Andrew Solomon, Les Frémissements du monde. Reportages (1988–2017)

A quoi bon?

La pre­mière et la qua­trième de cou­ver­ture de ce recueil sont ornées de recom­man­da­tions dithy­ram­biques, signées res­pec­ti­ve­ment Sal­man Rush­die et Vanity Fair, qui mettent le lec­teur en appé­tit pour un ouvrage qui serait “magni­fique“ et “magis­tral“.
C’est peu dire qu’on tombe de haut, avant même d’en avoir absorbé la moi­tié, tant l’écriture d’Andrew Solo­mon s’avère, dans la plu­part des repor­tages, médiocre, voire indi­geste – à quelques rares excep­tions près.

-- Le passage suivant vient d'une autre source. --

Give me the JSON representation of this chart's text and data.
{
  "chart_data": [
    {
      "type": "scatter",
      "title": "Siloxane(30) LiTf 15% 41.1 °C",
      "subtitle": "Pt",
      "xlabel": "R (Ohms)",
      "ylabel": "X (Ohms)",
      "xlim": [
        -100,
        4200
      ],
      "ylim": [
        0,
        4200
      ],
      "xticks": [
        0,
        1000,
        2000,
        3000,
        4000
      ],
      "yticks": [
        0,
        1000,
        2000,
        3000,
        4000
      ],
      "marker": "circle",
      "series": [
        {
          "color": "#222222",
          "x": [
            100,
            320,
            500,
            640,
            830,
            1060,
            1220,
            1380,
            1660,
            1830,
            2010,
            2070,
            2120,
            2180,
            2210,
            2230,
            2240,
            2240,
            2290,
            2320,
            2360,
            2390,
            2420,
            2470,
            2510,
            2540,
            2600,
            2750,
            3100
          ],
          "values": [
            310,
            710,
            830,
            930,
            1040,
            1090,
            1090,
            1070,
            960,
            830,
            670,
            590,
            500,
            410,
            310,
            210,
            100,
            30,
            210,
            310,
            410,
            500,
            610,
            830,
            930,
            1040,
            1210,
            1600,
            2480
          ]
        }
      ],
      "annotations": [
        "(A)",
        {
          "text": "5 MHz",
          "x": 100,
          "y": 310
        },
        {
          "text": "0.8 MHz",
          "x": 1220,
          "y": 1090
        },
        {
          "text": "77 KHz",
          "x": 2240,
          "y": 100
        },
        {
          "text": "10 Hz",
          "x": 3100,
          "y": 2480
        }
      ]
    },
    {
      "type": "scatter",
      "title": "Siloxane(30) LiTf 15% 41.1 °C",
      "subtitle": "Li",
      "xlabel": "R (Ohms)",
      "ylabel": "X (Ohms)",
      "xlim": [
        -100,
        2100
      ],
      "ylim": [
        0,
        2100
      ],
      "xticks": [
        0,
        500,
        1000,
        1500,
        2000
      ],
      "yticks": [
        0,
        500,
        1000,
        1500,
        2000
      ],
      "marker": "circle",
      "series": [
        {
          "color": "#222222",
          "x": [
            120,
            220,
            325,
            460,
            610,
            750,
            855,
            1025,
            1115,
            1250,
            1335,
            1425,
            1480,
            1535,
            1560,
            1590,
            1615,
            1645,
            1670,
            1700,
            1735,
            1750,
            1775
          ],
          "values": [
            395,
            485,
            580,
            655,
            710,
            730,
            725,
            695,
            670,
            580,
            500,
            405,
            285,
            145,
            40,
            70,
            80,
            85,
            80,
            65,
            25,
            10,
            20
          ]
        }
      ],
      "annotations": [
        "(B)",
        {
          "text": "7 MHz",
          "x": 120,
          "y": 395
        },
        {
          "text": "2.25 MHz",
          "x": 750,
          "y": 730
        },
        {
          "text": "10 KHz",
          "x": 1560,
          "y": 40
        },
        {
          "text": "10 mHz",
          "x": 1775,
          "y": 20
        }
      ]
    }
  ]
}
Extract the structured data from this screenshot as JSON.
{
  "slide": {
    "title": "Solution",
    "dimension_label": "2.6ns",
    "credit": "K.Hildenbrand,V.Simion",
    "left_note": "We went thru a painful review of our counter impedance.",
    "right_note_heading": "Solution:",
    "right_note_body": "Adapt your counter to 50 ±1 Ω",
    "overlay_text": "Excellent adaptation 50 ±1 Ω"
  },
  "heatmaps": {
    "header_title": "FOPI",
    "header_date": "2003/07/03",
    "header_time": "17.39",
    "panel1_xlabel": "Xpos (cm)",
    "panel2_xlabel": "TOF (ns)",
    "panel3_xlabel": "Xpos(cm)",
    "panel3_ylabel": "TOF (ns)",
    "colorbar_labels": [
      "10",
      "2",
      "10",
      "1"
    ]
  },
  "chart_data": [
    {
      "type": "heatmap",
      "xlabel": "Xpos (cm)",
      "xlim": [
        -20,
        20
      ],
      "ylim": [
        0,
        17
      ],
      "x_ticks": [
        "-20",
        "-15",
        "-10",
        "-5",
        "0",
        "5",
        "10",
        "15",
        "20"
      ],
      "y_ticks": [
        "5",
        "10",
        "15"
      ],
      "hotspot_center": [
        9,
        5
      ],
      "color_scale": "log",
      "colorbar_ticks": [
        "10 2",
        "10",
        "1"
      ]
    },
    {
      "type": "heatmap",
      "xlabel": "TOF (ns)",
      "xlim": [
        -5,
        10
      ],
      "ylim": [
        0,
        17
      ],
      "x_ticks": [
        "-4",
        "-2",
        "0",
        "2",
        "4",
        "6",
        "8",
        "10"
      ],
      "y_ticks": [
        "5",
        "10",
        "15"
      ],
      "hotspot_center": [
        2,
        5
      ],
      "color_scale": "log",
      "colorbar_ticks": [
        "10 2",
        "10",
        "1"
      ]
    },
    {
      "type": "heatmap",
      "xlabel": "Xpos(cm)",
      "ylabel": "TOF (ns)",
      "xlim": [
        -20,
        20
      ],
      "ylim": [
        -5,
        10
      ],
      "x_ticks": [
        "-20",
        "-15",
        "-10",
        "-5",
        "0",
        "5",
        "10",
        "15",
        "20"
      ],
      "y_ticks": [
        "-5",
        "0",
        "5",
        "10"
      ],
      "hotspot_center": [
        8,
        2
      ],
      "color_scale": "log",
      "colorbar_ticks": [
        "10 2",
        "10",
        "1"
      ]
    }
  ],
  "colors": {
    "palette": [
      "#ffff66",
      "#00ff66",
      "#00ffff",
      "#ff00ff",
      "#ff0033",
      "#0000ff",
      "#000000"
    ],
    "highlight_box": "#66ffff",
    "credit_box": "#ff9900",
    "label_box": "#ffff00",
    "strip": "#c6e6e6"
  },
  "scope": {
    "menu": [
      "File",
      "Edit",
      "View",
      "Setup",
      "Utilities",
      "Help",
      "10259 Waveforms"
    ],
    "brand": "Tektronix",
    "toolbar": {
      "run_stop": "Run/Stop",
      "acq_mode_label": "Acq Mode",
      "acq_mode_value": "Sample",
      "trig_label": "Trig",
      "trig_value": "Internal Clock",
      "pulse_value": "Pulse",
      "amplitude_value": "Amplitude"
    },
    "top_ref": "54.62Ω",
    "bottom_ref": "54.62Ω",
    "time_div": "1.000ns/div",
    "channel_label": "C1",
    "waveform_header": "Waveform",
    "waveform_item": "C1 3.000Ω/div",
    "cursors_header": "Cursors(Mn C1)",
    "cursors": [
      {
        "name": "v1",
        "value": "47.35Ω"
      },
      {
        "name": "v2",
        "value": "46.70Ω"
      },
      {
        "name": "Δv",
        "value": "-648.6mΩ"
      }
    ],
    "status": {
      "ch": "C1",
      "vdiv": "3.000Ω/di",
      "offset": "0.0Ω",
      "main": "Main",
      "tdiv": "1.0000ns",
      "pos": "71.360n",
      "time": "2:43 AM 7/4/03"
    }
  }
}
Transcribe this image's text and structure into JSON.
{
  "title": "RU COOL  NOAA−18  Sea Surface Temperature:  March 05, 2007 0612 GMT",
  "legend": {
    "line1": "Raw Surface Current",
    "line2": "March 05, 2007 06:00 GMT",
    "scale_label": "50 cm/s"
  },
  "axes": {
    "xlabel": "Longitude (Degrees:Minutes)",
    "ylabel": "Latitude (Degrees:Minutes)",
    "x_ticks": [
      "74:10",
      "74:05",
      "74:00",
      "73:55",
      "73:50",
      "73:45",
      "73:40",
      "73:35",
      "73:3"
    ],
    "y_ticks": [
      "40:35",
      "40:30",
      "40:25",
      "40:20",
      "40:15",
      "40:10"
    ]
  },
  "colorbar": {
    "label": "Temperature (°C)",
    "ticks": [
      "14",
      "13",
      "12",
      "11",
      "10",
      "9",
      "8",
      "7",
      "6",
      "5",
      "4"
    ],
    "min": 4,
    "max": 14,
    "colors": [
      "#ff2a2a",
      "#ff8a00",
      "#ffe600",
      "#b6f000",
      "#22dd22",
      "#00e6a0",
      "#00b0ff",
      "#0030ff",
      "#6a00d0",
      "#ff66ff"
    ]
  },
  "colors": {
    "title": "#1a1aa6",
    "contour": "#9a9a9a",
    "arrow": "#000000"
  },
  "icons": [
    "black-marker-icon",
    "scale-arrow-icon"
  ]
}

Il est per­mis de se deman­der dans quelle mesure l’impression d’ensemble pro­vient de la tra­duc­tion. On ne sau­rait rele­ver toutes les occur­rences non seule­ment des coquilles, mais des vraies fautes de fran­çais (ainsi, la for­mule “à l’occidentale“ est imman­qua­ble­ment ortho­gra­phiée sans sa voyelle finale) et d’incongruités telles que “peintre à l’huile“, p. 196 (en conserve, comme le thon ?), “devint cri­tique poli­tique à la cour“, p. 205, “une moufle réa­li­sée avec un majeur levé“, p. 212, “du pain plat“, p. 280 (s’agirait-il de galettes ?), “confit une grande vérité“, p. 324, ou “Le pay­sage [de Rio] pré­sente une vigueur presque véni­tienne“, pp. 396–397. Il y a même pire : dans cer­tains cas, la tra­duc­trice a car­ré­ment renoncé à tra­duire, notam­ment en par­lant de la fête chi­noise “du Cold Food“ (p. 205) et en uti­li­sant la notion de “gal­lons“ dans une cita­tion de texte chi­nois (p. 206).
Et que dire d’une tour­nure comme celle qui suit : “Il est plus pro­bable que cela se pro­duise lorsque le coût du voyage n’était pas très élevé“ (p. 219) ? De toute évi­dence, aucun cor­rec­teur n’a relu les épreuves. A quoi bon publier en fran­çais un gros pavé comme celui-ci sans faire le néces­saire pour évi­ter qu’il insup­porte les let­trés au plus vite ?

Ayant fait l’effort de le lire jusqu’au bout, je ne sau­rais vous recom­man­der que “Les trois étapes de Phaly Nuon“, repor­tage sur une Cam­bod­gienne très éprou­vée qui avait réussi à mettre au point une méthode pour gué­rir les trau­ma­tismes psy­chiques ; “Les grands espaces de la Mon­go­lie“, qui vous dépay­sera d’autant mieux qu’il décrit un état de choses déjà révolu ; et “Nu, recou­vert de sang de bélier, buvant un Coca et me sen­tant par­fai­te­ment bien“, où l’on apprend non seule­ment com­ment une gué­ris­seuse séné­ga­laise a soi­gné la dépres­sion de l’auteur, mais aussi que les Rwan­dais ont été obli­gés de deman­der aux psy­cho­thé­ra­peutes occi­den­taux de quit­ter le pays, après avoir été conster­nés par leurs méthodes (p. 266).

agathe de lastyns

Andrew Solo­mon, Les Fré­mis­se­ments du monde. Repor­tages (1988–2017), tra­duit de l’anglais (Etats-Unis) par Chris­tine Vivier, Fayard, sep­tembre 2020, 600 p. – 28,00 €.